George Bush is poised to veto a bipartisan bill (a re-authorization and expansion of SCHIP– the State Children’s Health Insurance Program) that would expand health care coverage to about 4 million children currently lacking insurance. The expansion would cost about $35 billion over five years, and be paid for by tobacco tax increases. A small step, but presumably one too big for Bush. In fact, his counter proposal would actually see at least 17 states losing funding, increasing the number of uninsured children.
What’s his motivation? Numerous possibilities come to mind. Angering the tobacco lobby may not be something he is willing to do, even if children go without health insurance. And then there is the cost issue. Not that Bush has shown much zeal for fiscal rectitude! He has even expanded spending on health care! But there is a key difference. Bush’s idea of health policy reform involves huge transfers of funds into the coffers of the insurance and drug companies. And then there is this statement:
“[S-CHIP is] now aiming at encouraging more people to get on government health care. That’s what that is. It’s a way to encourage people to transfer from the private sector to government health care plans…. I strongly object to the government providing incentives for people to leave private medicine, private health care to the public sector….. I mean, think of it this way: They’re going to increase the number of folks eligible through S-CHIP; some want to lower the age for Medicare. And then all of a sudden, you begin to see a — I wouldn’t call it a plot, just a strategy — (laughter) — to get more people to be a part of a federalization of health care.”

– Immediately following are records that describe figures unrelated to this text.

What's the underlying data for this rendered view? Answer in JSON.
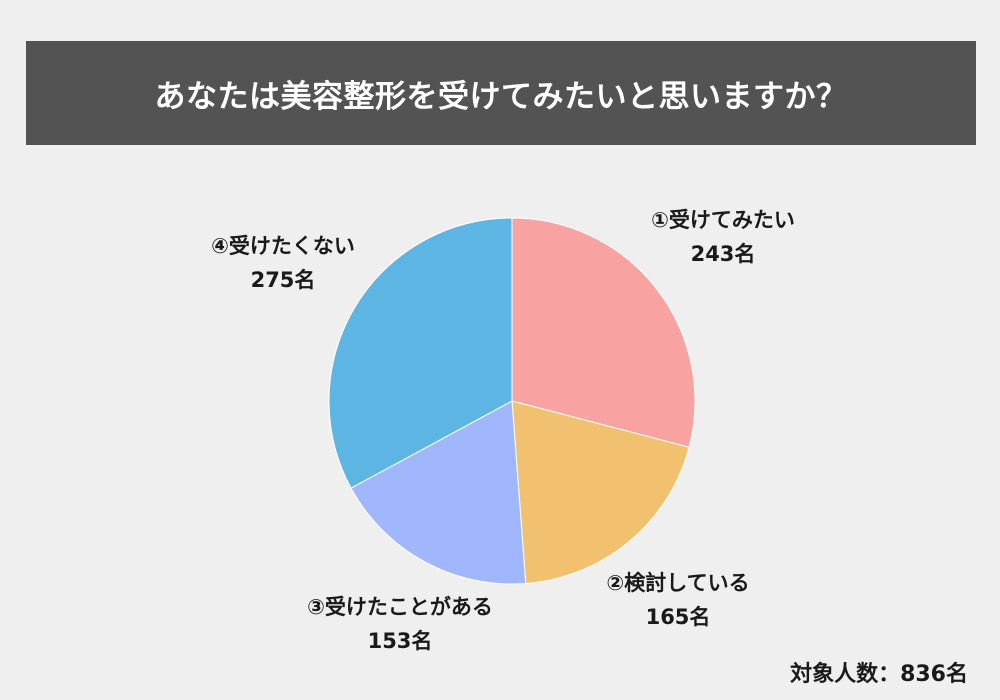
{
  "title": "あなたは美容整形を受けてみたいと思いますか？",
  "total_label": "対象人数：836名",
  "colors": {
    "background": "#efefef",
    "title_bar": "#535353",
    "title_text": "#ffffff"
  },
  "chart_data": {
    "type": "pie",
    "title": "あなたは美容整形を受けてみたいと思いますか？",
    "total": 836,
    "slices": [
      {
        "name": "①受けてみたい",
        "value": 243,
        "value_label": "243名",
        "color": "#f9a2a2"
      },
      {
        "name": "②検討している",
        "value": 165,
        "value_label": "165名",
        "color": "#f2c16f"
      },
      {
        "name": "③受けたことがある",
        "value": 153,
        "value_label": "153名",
        "color": "#a0b6fd"
      },
      {
        "name": "④受けたくない",
        "value": 275,
        "value_label": "275名",
        "color": "#5cb5e3"
      }
    ]
  }
}
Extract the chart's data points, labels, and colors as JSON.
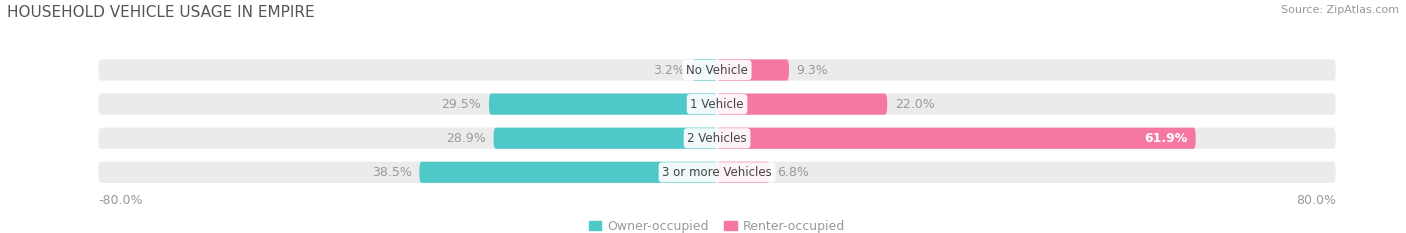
{
  "title": "HOUSEHOLD VEHICLE USAGE IN EMPIRE",
  "source": "Source: ZipAtlas.com",
  "categories": [
    "No Vehicle",
    "1 Vehicle",
    "2 Vehicles",
    "3 or more Vehicles"
  ],
  "owner_values": [
    3.2,
    29.5,
    28.9,
    38.5
  ],
  "renter_values": [
    9.3,
    22.0,
    61.9,
    6.8
  ],
  "owner_color": "#4EC8C8",
  "renter_color": "#F478A0",
  "label_color": "#999999",
  "title_color": "#555555",
  "bg_color": "#FFFFFF",
  "bar_bg_color": "#EBEBEB",
  "bar_height": 0.62,
  "xlim": [
    -80,
    80
  ],
  "x_ticks": [
    -80,
    80
  ],
  "legend_owner": "Owner-occupied",
  "legend_renter": "Renter-occupied",
  "figwidth": 14.06,
  "figheight": 2.33,
  "dpi": 100
}
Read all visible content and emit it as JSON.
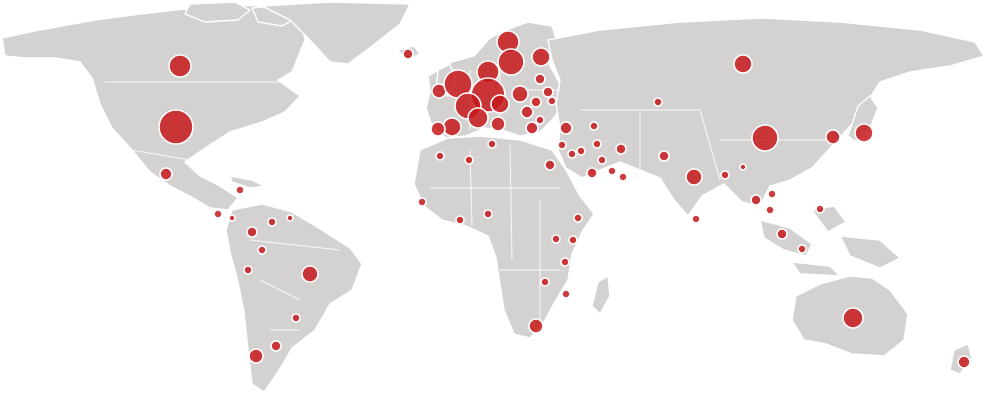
{
  "map": {
    "background": "#ffffff",
    "land_color": "#d4d1d1",
    "border_color": "#ffffff",
    "bubble_color": "#c7191b",
    "bubble_opacity": 0.85
  }
}
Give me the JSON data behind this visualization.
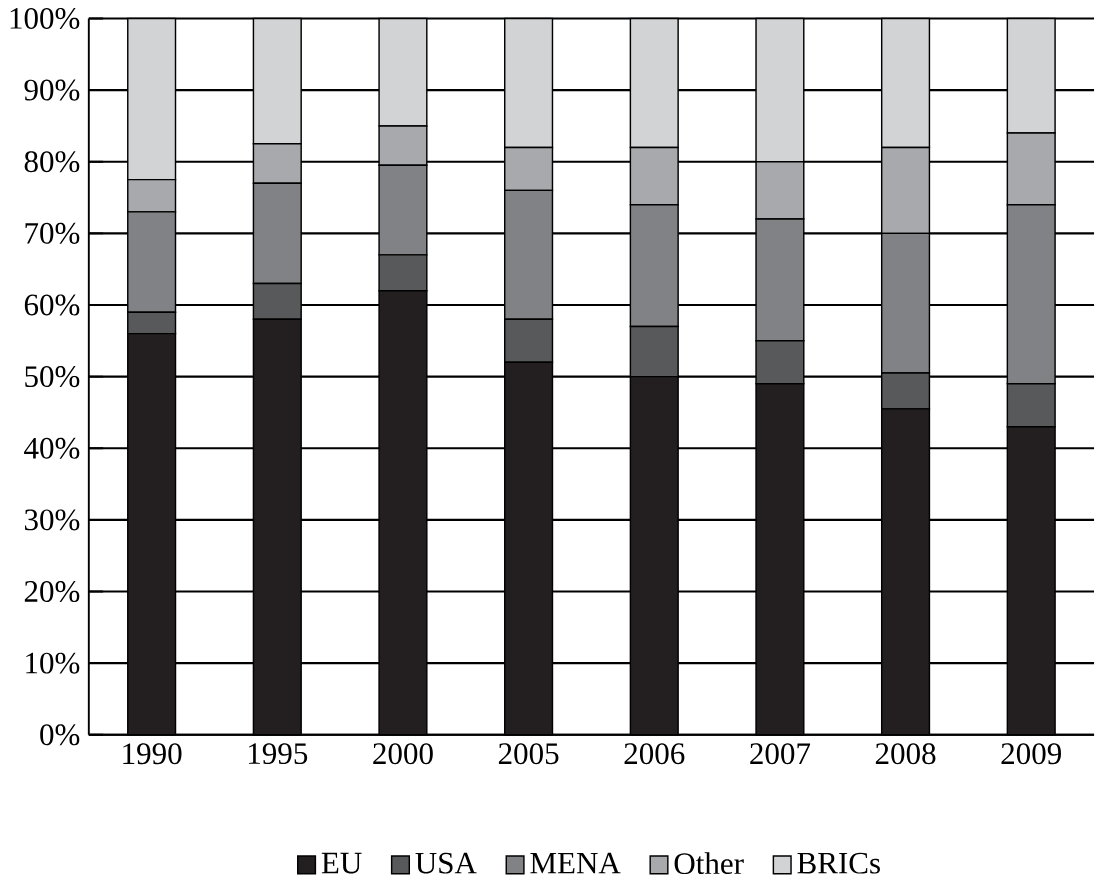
{
  "chart_data": {
    "type": "bar",
    "stacked": true,
    "categories": [
      "1990",
      "1995",
      "2000",
      "2005",
      "2006",
      "2007",
      "2008",
      "2009"
    ],
    "series": [
      {
        "name": "EU",
        "color": "#231f20",
        "values": [
          56,
          58,
          62,
          52,
          50,
          49,
          45.5,
          43
        ]
      },
      {
        "name": "USA",
        "color": "#58595b",
        "values": [
          3,
          5,
          5,
          6,
          7,
          6,
          5,
          6
        ]
      },
      {
        "name": "MENA",
        "color": "#808285",
        "values": [
          14,
          14,
          12.5,
          18,
          17,
          17,
          19.5,
          25
        ]
      },
      {
        "name": "Other",
        "color": "#a7a9ac",
        "values": [
          4.5,
          5.5,
          5.5,
          6,
          8,
          8,
          12,
          10
        ]
      },
      {
        "name": "BRICs",
        "color": "#d1d3d4",
        "values": [
          22.5,
          17.5,
          15,
          18,
          18,
          20,
          18,
          16
        ]
      }
    ],
    "ylim": [
      0,
      100
    ],
    "yticks": [
      {
        "value": 0,
        "label": "0%"
      },
      {
        "value": 10,
        "label": "10%"
      },
      {
        "value": 20,
        "label": "20%"
      },
      {
        "value": 30,
        "label": "30%"
      },
      {
        "value": 40,
        "label": "40%"
      },
      {
        "value": 50,
        "label": "50%"
      },
      {
        "value": 60,
        "label": "60%"
      },
      {
        "value": 70,
        "label": "70%"
      },
      {
        "value": 80,
        "label": "80%"
      },
      {
        "value": 90,
        "label": "90%"
      },
      {
        "value": 100,
        "label": "100%"
      }
    ],
    "grid": "y",
    "legend": "bottom"
  }
}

Think about this. It’s best to leave children uninsured than submit them to a government-run program. Of course, all evidence points to the relative efficiency of these programs. Remember that the program designed to entice people to leave traditional Medicare for private plans costs 11 percent more than traditional medicare, and requires a government subsidy to the insurance industry. Medicare devotes less than 2 percent of its resources to overhead, while private insurance companies spend as much as 20 percent on profits, marketing and administrative expenses. So it’s not really about cost, or efficiency, or good policy, or compassion. It’s all about ideology. Just as be joked about the execution of Karla Faye Tucker, he gets a giggle out of the “federalization of health care”.